何度か焼け焦げて

 学園軍獄のグラウンドの隅では、ジャイアントたちが縮こまっていた。ひりつく殺気を隠しもせずに、エルドラドの主神二名が対峙しているからだ。
 本日八度目の、創世神同士の喧嘩が始まってしまった。
 いい加減にしろ。
 地面はひび割れ、車は熱で燃え上がり、建物の壁には打ち付けられた拳の跡。この勝負で最後まで立っていたほうが真の勝者である、という、しょうもない戦闘である。
 サモナーはジャイアントたちを引き連れて、軍獄の建物内部に避難することにした。外では破壊音と爆発音と哄笑と怒鳴り声が響いている。
 ここまで来れば被害もないだろう、という場所までやって来て、ジャイアントたちを解散させた。すまないサモナー、恩に着る、などと言われてしまった。
 ふと隣を見れば、いつからそこにいたのか、タネトモがにこやかかつ冷ややかな笑みで立っている。センスがバチンと音を立てた。
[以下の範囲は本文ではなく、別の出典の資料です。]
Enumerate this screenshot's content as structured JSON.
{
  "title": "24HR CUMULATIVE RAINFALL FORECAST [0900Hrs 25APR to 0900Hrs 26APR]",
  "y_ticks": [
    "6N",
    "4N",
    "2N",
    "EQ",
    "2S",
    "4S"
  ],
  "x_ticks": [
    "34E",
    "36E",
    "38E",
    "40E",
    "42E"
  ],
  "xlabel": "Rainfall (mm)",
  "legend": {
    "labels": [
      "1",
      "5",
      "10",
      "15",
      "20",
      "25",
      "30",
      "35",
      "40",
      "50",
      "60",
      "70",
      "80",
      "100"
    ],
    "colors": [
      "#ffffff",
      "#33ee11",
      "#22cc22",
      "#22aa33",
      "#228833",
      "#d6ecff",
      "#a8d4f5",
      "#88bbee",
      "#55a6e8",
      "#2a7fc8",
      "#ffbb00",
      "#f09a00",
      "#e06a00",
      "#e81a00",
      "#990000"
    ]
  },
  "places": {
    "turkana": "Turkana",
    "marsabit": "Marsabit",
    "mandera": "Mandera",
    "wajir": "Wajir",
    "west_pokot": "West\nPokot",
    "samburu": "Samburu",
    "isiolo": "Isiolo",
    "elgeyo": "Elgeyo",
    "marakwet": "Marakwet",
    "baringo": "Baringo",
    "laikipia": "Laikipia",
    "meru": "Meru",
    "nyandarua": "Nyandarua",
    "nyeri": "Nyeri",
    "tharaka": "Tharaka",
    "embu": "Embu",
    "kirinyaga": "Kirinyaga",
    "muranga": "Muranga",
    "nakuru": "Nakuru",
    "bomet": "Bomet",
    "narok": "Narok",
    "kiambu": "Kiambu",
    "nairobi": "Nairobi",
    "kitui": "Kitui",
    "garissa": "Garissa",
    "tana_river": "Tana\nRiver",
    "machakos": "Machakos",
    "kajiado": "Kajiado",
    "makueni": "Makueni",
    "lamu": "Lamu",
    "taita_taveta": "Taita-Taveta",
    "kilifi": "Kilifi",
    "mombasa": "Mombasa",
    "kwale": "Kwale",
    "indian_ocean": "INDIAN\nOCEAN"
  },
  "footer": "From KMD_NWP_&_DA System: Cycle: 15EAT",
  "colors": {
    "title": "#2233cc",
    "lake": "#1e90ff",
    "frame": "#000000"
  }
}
「どうしたテスカトリポカ! その程度か! お前は俺の鏡だろう! 鏡ならば、俺と並ぶ威力を出せるだろう!」
 楽しそうに声をあげるケツァルコアトルが、空を舞っていた。美しい羽毛を散らしながら飛び回り、テスカトリポカの鏡からの攻撃を躱していた。
「勿論だともケツァルコアトル! 君が望むなら私は! 君が満足いくまで……ああ! 最低最悪で、最高の戦いを見せるとしよう!」
 面白そうに返すテスカトリポカが、地を駆けていた。しなやかな尻尾を揺らしながら、ケツァルコアトルからの攻撃を避けていた。
 そのせいで学園軍獄がボロボロになっていることなど、二人にはどうでもいいことだった。

「サモナー様」
「怒りは引っ込んだみたいなんだけど、今度は楽しみのほうに振り切れたみたいなんだよね、あの二人」
「離断を」
「……いや、たぶん今離断しようとしても、二人だけの世界に入っちゃってるからまた始まるよ」
 タネトモ参謀の殺気がチリリとサモナーの肌を焼いた。
 そんな怒りを向けられても、どうすることもできない。

 二人は今、二人だけの世界で、派手にいちゃついている真っ最中だからだ。